Nevertheless, as we look at the current political climate, the Romney-Ryan campaign has two debates under their belts and the momentum following the first presidential debate is turning into static support.
On the national scale, Romney now leads Obama by an average of 1.3% according to the Real Clear Politics matchup. He leads Obama by two points in Gallup’s daily tracking of likely voters and by one point in Rasmussen.
Though more importantly, Romney is surging in the crucial swing-states, likely turning Obama’s campaign into panic.
The coveted state of Florida is now strongly backing Mitt Romney by an average of 3.2% according to the Real Clear Politics tracking. Even Suffolk University Polling is discontinuing their polling in Florida, as they believe Romney will definitely carry it.
Miami Herald’s latest poll shows Romney winning Florida by seven points over Obama. Rasmussen has the former Massachusetts governor winning the Sunshine State by four points, a week after the first debate.
Colorado, a state that has gone Democratic only twice in the last 40 years, is now showing a similar story as Florida. Romney leads Obama by four points in the Centennial State, according to the latest American Research Group survey of 600 likely Coloradoan voters.
New Hampshire, another critical swing-state, is showing modest gains for Romney as he leads President Obama by four points in the latest American Research Group survey.
Moreover, it isn’t just polls that are shifting in Romney’s direction, the crowd sizes at Romney campaign stops have grown substantially since the debate.
At an event in Virginia the day after the debate, Romney was met with a crowd of over 14,000, his largest ever. Another event on the Sunday following the debate, Romney was introduced to a crowd of over 12,00 in Florida.
Romney also drew that same 12,000-crowd size in a stop in Ohio that same week.
The reason for Romney’s momentum turning into static support is all thanks to the man who is running against him.
Obama’s disastrous debate performance last week was the perfect metaphor for how Obama has governed this country for the past four years; absentminded, arrogant, and lethargic.
For the first time since 2008, Obama couldn’t hide behind the wall of the mainstream media or State of the Union address.
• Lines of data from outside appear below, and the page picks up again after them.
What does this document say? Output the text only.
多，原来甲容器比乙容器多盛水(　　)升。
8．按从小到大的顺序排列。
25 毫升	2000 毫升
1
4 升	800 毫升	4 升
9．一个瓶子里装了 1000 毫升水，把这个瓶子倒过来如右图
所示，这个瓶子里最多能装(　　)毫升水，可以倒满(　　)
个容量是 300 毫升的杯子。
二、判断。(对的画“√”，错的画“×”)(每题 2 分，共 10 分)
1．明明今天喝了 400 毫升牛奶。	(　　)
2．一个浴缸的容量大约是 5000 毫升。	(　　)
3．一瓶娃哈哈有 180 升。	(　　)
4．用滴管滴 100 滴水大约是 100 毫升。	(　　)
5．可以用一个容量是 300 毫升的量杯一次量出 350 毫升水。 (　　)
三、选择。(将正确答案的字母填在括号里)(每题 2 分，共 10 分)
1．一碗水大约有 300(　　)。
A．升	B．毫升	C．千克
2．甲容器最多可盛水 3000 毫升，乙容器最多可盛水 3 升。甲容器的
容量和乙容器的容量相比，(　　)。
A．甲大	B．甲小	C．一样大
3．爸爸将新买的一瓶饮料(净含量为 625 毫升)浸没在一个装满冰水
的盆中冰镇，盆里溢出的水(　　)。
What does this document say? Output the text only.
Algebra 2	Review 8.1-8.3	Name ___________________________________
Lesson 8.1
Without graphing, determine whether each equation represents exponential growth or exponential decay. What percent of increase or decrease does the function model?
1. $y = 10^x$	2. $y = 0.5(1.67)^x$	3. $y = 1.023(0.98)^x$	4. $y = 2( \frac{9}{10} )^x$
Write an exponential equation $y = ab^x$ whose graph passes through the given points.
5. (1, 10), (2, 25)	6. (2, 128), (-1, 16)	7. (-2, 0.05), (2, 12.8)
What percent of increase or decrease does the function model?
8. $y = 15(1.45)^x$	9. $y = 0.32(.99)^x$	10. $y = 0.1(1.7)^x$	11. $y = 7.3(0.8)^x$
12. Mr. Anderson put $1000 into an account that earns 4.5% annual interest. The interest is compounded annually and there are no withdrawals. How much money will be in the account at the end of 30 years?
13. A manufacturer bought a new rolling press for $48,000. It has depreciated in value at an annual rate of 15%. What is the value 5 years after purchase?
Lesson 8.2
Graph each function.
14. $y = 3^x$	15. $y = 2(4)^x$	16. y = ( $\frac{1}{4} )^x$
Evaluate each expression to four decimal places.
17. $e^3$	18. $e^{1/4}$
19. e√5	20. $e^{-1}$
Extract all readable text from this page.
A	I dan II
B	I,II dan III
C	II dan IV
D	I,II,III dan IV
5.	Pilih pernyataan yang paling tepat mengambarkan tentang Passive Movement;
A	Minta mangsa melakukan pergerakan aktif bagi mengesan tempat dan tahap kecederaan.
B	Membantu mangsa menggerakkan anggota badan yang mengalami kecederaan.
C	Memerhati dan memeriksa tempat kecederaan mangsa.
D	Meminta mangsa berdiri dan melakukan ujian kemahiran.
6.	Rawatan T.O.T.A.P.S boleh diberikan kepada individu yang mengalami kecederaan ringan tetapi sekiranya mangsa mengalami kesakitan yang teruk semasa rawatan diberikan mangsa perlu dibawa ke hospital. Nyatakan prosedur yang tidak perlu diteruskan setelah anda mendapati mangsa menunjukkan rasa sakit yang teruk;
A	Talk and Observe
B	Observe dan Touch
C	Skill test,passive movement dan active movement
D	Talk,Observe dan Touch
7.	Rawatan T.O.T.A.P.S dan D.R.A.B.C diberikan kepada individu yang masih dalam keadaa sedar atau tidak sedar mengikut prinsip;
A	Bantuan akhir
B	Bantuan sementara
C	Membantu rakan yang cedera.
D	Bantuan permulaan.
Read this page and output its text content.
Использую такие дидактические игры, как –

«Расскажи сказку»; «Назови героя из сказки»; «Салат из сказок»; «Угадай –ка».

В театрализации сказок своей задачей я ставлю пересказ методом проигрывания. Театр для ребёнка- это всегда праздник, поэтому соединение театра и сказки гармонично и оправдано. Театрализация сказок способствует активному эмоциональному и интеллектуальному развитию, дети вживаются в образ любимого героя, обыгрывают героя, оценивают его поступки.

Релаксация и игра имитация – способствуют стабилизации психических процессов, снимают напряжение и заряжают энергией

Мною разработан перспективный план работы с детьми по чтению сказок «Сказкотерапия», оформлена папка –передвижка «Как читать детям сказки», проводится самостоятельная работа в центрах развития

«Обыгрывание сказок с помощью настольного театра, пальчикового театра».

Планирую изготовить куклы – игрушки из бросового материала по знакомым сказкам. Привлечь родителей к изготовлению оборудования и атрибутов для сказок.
He had to in a genuine manner face the American people directly.
Obama’s debate performance last week surprised all, but in reality, it really shouldn’t have if you look at how Obama has run the country in the last four years.
It is probable that Obama will do substantially better at the ‘town-hall’ debate on Tuesday, but it likely won’t be a game-changer that the Obama campaign is plausibly considering.